Learning Management Systems and Your Web Browser

LMS and your web browser

By Jerry Pearson
Center for Creative Instruction & Technology
Delaware Technical Community College
Terry Campus

I am sure there have been many times you have felt frustrated with how your Learning Management System (LMS) works or fails to work in your web browser.  Some of the fault may lie with your LMS system but usually it comes down to how the LMS and the web browser you are using interact. Other faults will duly rest within the confines of your very own computer or how you deploy the various content within your LMS. Within this article I hope to give you a few tips on how to make the learning experience through your LMS as smooth as possible for you and—more importantly—for your students.

First, let’s cover a few basic guidelines for deploying multimedia content within your course. If you are deploying videos that are available on a web page, the best method is to link to it and make sure it opens in a new page. I strongly advise against embedding videos into your LMS, as doing so will significantly increase the chance that your students will experience technical difficulties.  Secondly, the preferred format for videos is MP4. This format will be most accessible to most of your audience.

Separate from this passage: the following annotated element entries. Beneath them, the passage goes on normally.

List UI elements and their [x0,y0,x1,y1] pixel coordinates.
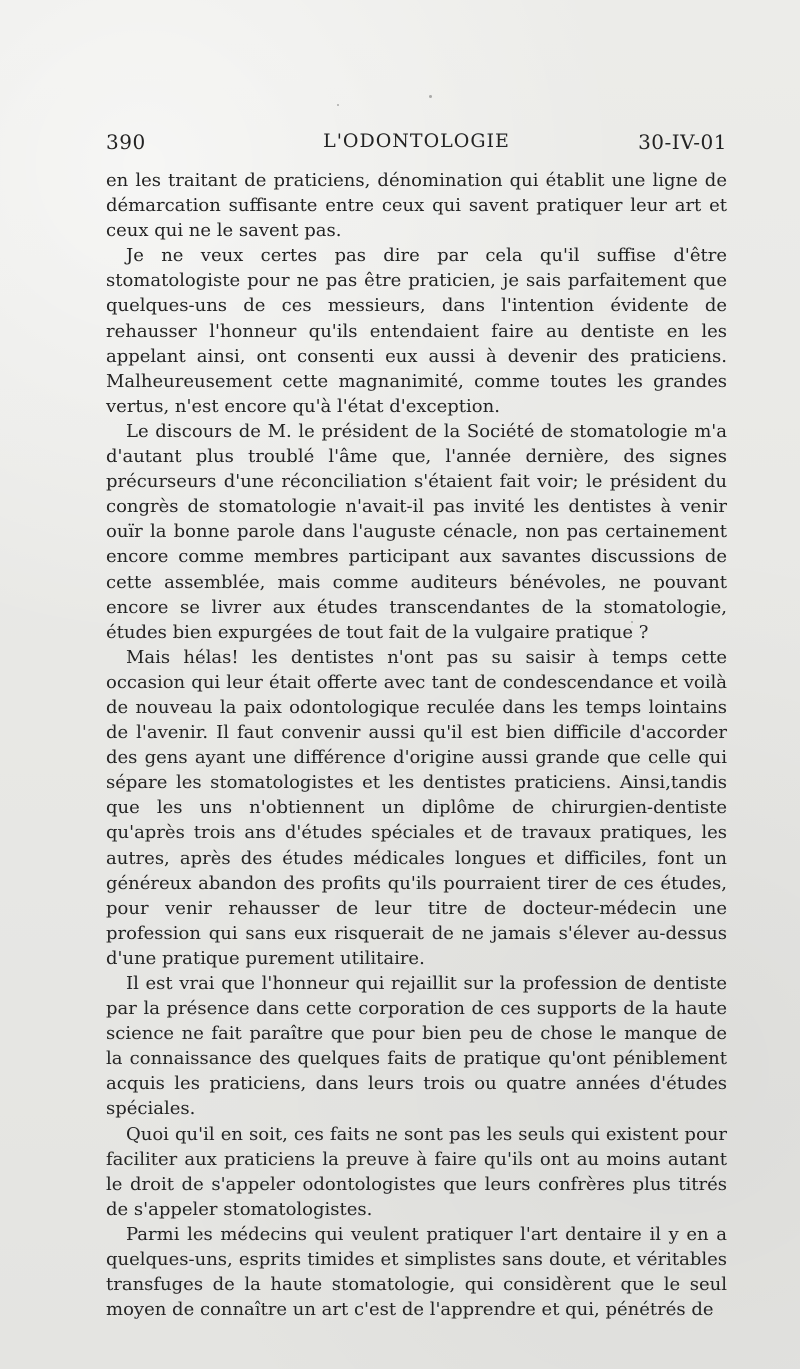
paragraph-honneur: Il est vrai que l'honneur qui rejaillit sur la profession de dentiste par la présence dans cette corporation de ces supports de la haute science ne fait paraître que pour bien peu de chose le manque de la connaissance des quelques faits de pratique qu'ont péniblement acquis les praticiens, dans leurs trois ou quatre années d'études spéciales. [106,973,727,1120]
article-body [106,168,727,1322]
paper-speck [337,104,339,106]
paragraph-quoi-qu-il-en-soit: Quoi qu'il en soit, ces faits ne sont pas les seuls qui existent pour faciliter aux praticiens la preuve à faire qu'ils ont au moins autant le droit de s'appeler odontologistes que leurs confrères plus titrés de s'appeler stomatologistes. [106,1123,727,1220]
running-header [106,130,727,162]
issue-date: 30-IV-01 [638,130,727,154]
page-number: 390 [106,130,146,154]
paragraph-discours: Le discours de M. le président de la Société de stomatologie m'a d'autant plus troublé l'âme que, l'année dernière, des signes précurseurs d'une réconciliation s'étaient fait voir; le président du congrès de stomatologie n'avait-il pas invité les dentistes à venir ouïr la bonne parole dans l'auguste cénacle, non pas certainement encore comme membres participant aux savantes discussions de cette assemblée, mais comme auditeurs bénévoles, ne pouvant encore se livrer aux études transcendantes de la stomatologie, études bien expurgées de tout fait de la vulgaire pratique ? [106,420,727,643]
paragraph-mais-helas: Mais hélas! les dentistes n'ont pas su saisir à temps cette occasion qui leur était offerte avec tant de condescendance et voilà de nouveau la paix odontologique reculée dans les temps lointains de l'avenir. Il faut convenir aussi qu'il est bien difficile d'accorder des gens ayant une différence d'origine aussi grande que celle qui sépare les stomatologistes et les dentistes praticiens. Ainsi,tandis que les uns n'obtiennent un diplôme de chirurgien-dentiste qu'après trois ans d'études spéciales et de travaux pratiques, les autres, après des études médicales longues et difficiles, font un généreux abandon des profits qu'ils pourraient tirer de ces études, pour venir rehausser de leur titre de docteur-médecin une profession qui sans eux risquerait de ne jamais s'élever au-dessus d'une pratique purement utilitaire. [106,646,727,969]
journal-title: L'ODONTOLOGIE [323,130,510,152]
paragraph-continuation: en les traitant de praticiens, dénomination qui établit une ligne de démarcation suffisante entre ceux qui savent pratiquer leur art et ceux qui ne le savent pas. [106,170,727,242]
paragraph-parmi-les-medecins: Parmi les médecins qui veulent pratiquer l'art dentaire il y en a quelques-uns, esprits timides et simplistes sans doute, et véritables transfuges de la haute stomatologie, qui considèrent que le seul moyen de connaître un art c'est de l'apprendre et qui, pénétrés de [106,1223,727,1321]
paragraph-stomatologiste: Je ne veux certes pas dire par cela qu'il suffise d'être stomatologiste pour ne pas être praticien, je sais parfaitement que quelques-uns de ces messieurs, dans l'intention évidente de rehausser l'honneur qu'ils entendaient faire au dentiste en les appelant ainsi, ont consenti eux aussi à devenir des praticiens. Malheureusement cette magnanimité, comme toutes les grandes vertus, n'est encore qu'à l'état d'exception. [106,245,727,417]
paper-speck [429,95,432,98]
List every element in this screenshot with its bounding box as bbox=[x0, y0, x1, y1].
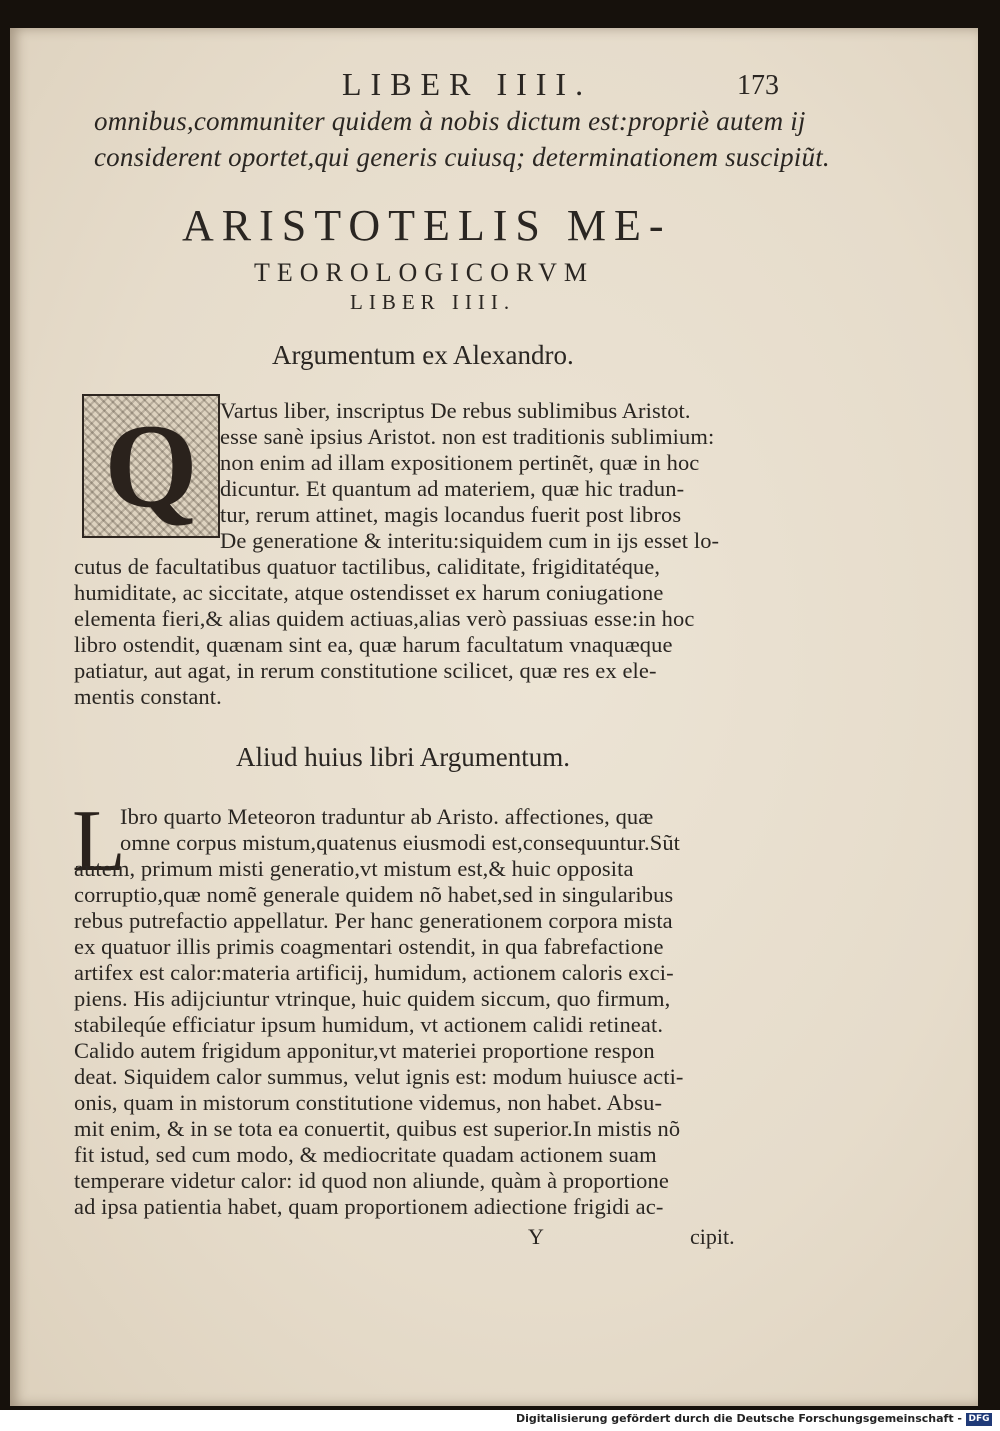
text-line: tur, rerum attinet, magis locandus fuerit post libros bbox=[220, 502, 682, 527]
text-line: libro ostendit, quænam sint ea, quæ harum facultatum vnaquæque bbox=[74, 632, 673, 657]
section-heading-aliud: Aliud huius libri Argumentum. bbox=[236, 742, 571, 772]
text-line: artifex est calor:materia artificij, humidum, actionem caloris exci- bbox=[74, 960, 674, 985]
text-line: Ibro quarto Meteoron traduntur ab Aristo. affectiones, quæ bbox=[120, 804, 654, 829]
text-line: dicuntur. Et quantum ad materiem, quæ hic tradun- bbox=[220, 476, 685, 501]
carryover-line: omnibus,communiter quidem à nobis dictum est:propriè autem ij bbox=[94, 106, 806, 136]
decorated-initial bbox=[82, 394, 220, 538]
text-line: omne corpus mistum,quatenus eiusmodi est,consequuntur.Sũt bbox=[120, 830, 681, 855]
footer-bar bbox=[0, 1410, 1000, 1431]
work-title-line2: TEOROLOGICORVM bbox=[254, 258, 595, 287]
text-line: fit istud, sed cum modo, & mediocritate quadam actionem suam bbox=[74, 1142, 657, 1167]
running-head bbox=[10, 66, 978, 106]
page-number: 173 bbox=[737, 70, 779, 101]
text-line: humiditate, ac siccitate, atque ostendisset ex harum coniugatione bbox=[74, 580, 664, 605]
carryover-line: considerent oportet,qui generis cuiusq; determinationem suscipiũt. bbox=[94, 142, 830, 172]
text-line: deat. Siquidem calor summus, velut ignis est: modum huiusce acti- bbox=[74, 1064, 684, 1089]
work-title-line3: LIBER IIII. bbox=[350, 290, 516, 314]
text-line: temperare videtur calor: id quod non aliunde, quàm à proportione bbox=[74, 1168, 669, 1193]
text-line: non enim ad illam expositionem pertinẽt, quæ in hoc bbox=[220, 450, 700, 475]
text-line: corruptio,quæ nomẽ generale quidem nõ habet,sed in singularibus bbox=[74, 882, 674, 907]
catchword: cipit. bbox=[690, 1224, 735, 1249]
text-line: cutus de facultatibus quatuor tactilibus, caliditate, frigiditatéque, bbox=[74, 554, 661, 579]
text-line: esse sanè ipsius Aristot. non est traditionis sublimium: bbox=[220, 424, 715, 449]
text-line: Calido autem frigidum apponitur,vt materiei proportione respon bbox=[74, 1038, 655, 1063]
initial-letter: Q bbox=[104, 399, 198, 532]
text-line: elementa fieri,& alias quidem actiuas,alias verò passiuas esse:in hoc bbox=[74, 606, 695, 631]
book-page bbox=[10, 28, 978, 1406]
dfg-logo: DFG bbox=[966, 1413, 992, 1426]
funding-note: Digitalisierung gefördert durch die Deutsche Forschungsgemeinschaft - bbox=[515, 1412, 962, 1425]
running-title: LIBER IIII. bbox=[342, 66, 593, 102]
section-heading-alexandro: Argumentum ex Alexandro. bbox=[272, 340, 574, 370]
text-line: De generatione & interitu:siquidem cum in ijs esset lo- bbox=[220, 528, 720, 553]
text-line: Vartus liber, inscriptus De rebus sublimibus Aristot. bbox=[220, 398, 691, 423]
text-line: rebus putrefactio appellatur. Per hanc generationem corpora mista bbox=[74, 908, 673, 933]
text-line: piens. His adijciuntur vtrinque, huic quidem siccum, quo firmum, bbox=[74, 986, 671, 1011]
text-line: onis, quam in mistorum constitutione videmus, non habet. Absu- bbox=[74, 1090, 663, 1115]
text-line: ex quatuor illis primis coagmentari ostendit, in qua fabrefactione bbox=[74, 934, 664, 959]
text-line: mentis constant. bbox=[74, 684, 222, 709]
signature-mark: Y bbox=[528, 1224, 544, 1249]
text-line: stabileqúe efficiatur ipsum humidum, vt actionem calidi retineat. bbox=[74, 1012, 664, 1037]
text-line: autem, primum misti generatio,vt mistum est,& huic opposita bbox=[74, 856, 634, 881]
initial-letter-l: L bbox=[72, 793, 126, 890]
text-line: mit enim, & in se tota ea conuertit, quibus est superior.In mistis nõ bbox=[74, 1116, 681, 1141]
text-line: ad ipsa patientia habet, quam proportionem adiectione frigidi ac- bbox=[74, 1194, 664, 1219]
text-line: patiatur, aut agat, in rerum constitutione scilicet, quæ res ex ele- bbox=[74, 658, 657, 683]
work-title: ARISTOTELIS ME- bbox=[182, 201, 672, 250]
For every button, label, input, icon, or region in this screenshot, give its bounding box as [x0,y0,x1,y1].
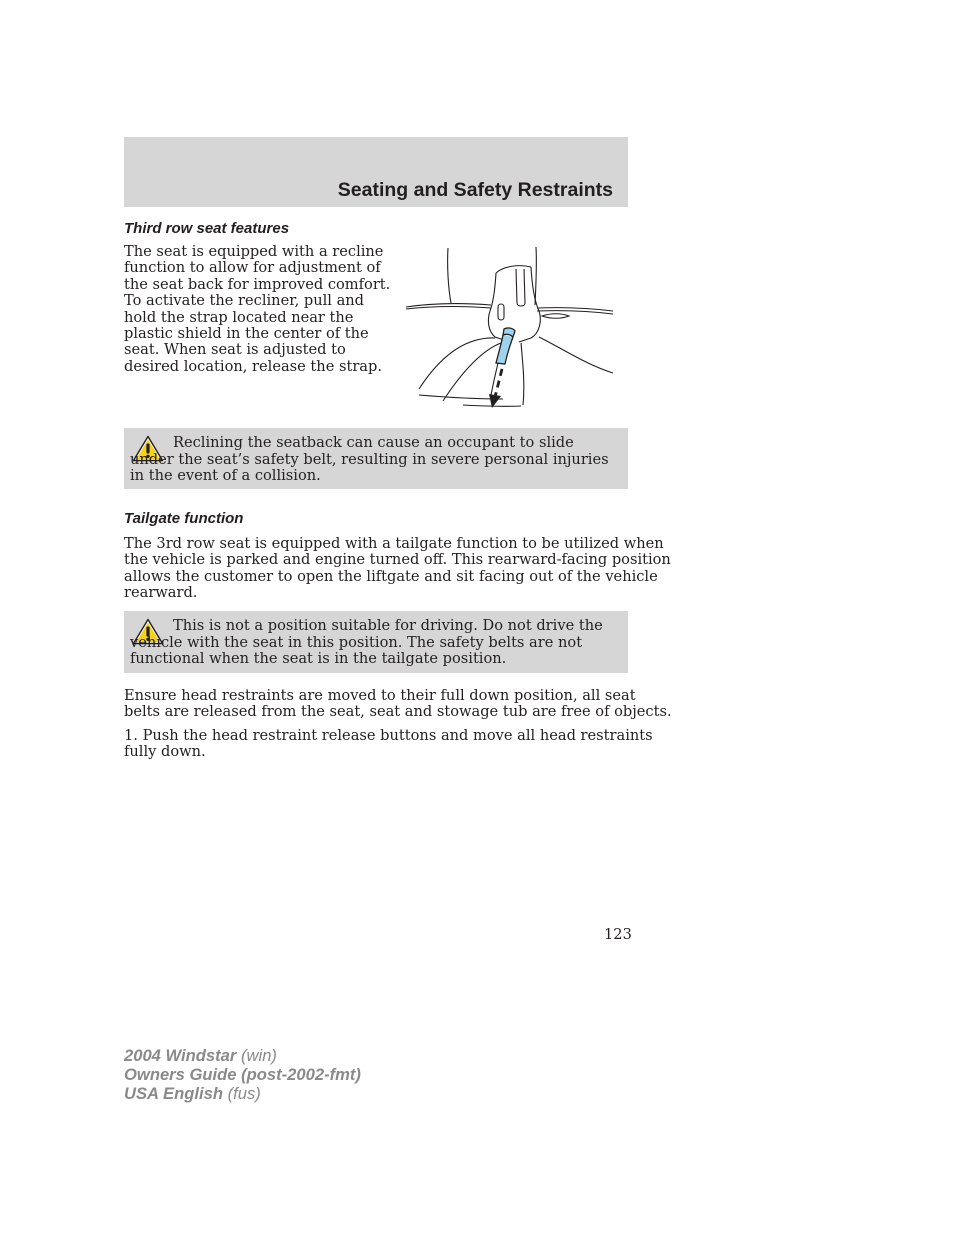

Another guideline that will save you heartaches is to set all your links to open in a new page or tab. This will ensure that your students can easily navigate back to your course by simply clicking on the appropriate tab or window, rather than trying to navigate back through a series of pages they may have clicked on. The same guideline applies to files (documents, powerpoints, pdfs, etc.) that you have uploaded to your course. The reason for this is to avoid plug-in issues that arise from time to time because most Learning Management Systems use frames to display their content. The same guideline applies to virtually any time you use technology not directly accessible through your LMS. Sometimes, you may even give additional instruction for your students to download the video or document to their computer to open if they are experiencing any problems opening it.

Next, let’s talk about your computer. Many Learning Management Systems have minimal technology requirements. Currently, if you use anything less than Windows Vista Service Pac 2, you are not supported on a Windows PC. If you are on a MAC, you need to have at least MAC OS 10.6. And how about the support software you have installed on your computer? These include the Adobe Reader, Adobe Flash, Apple Quick Time, Windows Media Player, and JAVA. Do you have them installed and are they up to date? Are you giving your students MS PowerPoint or MS Word documents thinking they have the software installed? You may want to consider converting them to Adobe Acrobat so the students can open them with the free Adobe Acrobat reader. Lucky for us many of these support software can be downloaded for free including MS Word and MS PowerPoint viewers. (Click here for links to free software: http://ccit.dtcc.edu/students/download-center)

Then there are the issues regarding your browser settings.  These include items such as your computer operating system, the version of your browser itself, Java Script, cookies, popups, Adobe Flash and Reader, Apple Quick Time, Real Player, and the Windows Media Player. That is a lot to keep up with and many of us just don’t have the time. Lucky for us, many colleges and LMSs provide links to check a lot of these issue and more. These links will commonly be called “Browser Requirements Check” or “Browser and Plug-in Check.” Many colleges and LMSs also provide a page showing all of the minimum requirements to help faculty and students resolve any issues they may have.  Delaware Tech has a page that outlines the minimal technology requirements for your computer and browser, which also provides links to check your browser to see if it meets the minimal requirements. It can be found at http://ccit.dtcc.edu/students/tech-requirements.

Finally, sometimes your browser is just plain acting up, and nothing you do seems to work. In that case you have four options. The first option is to open another browser to see if that works. If it does, it just may be that your favorite browser is having issues with the specific technology at this time. It’s always good to have more than one browser installed on your computer. Your next option is to perform a browser reset. If that fails to work, you can also de-install the browser program and re-install it. If all of that fails you can call support, but your best defense to a smooth web experience is always to keep your computer, software, and browsers up to date. So make sure to use the links provided above and don’t forget to let your students in on the secret too.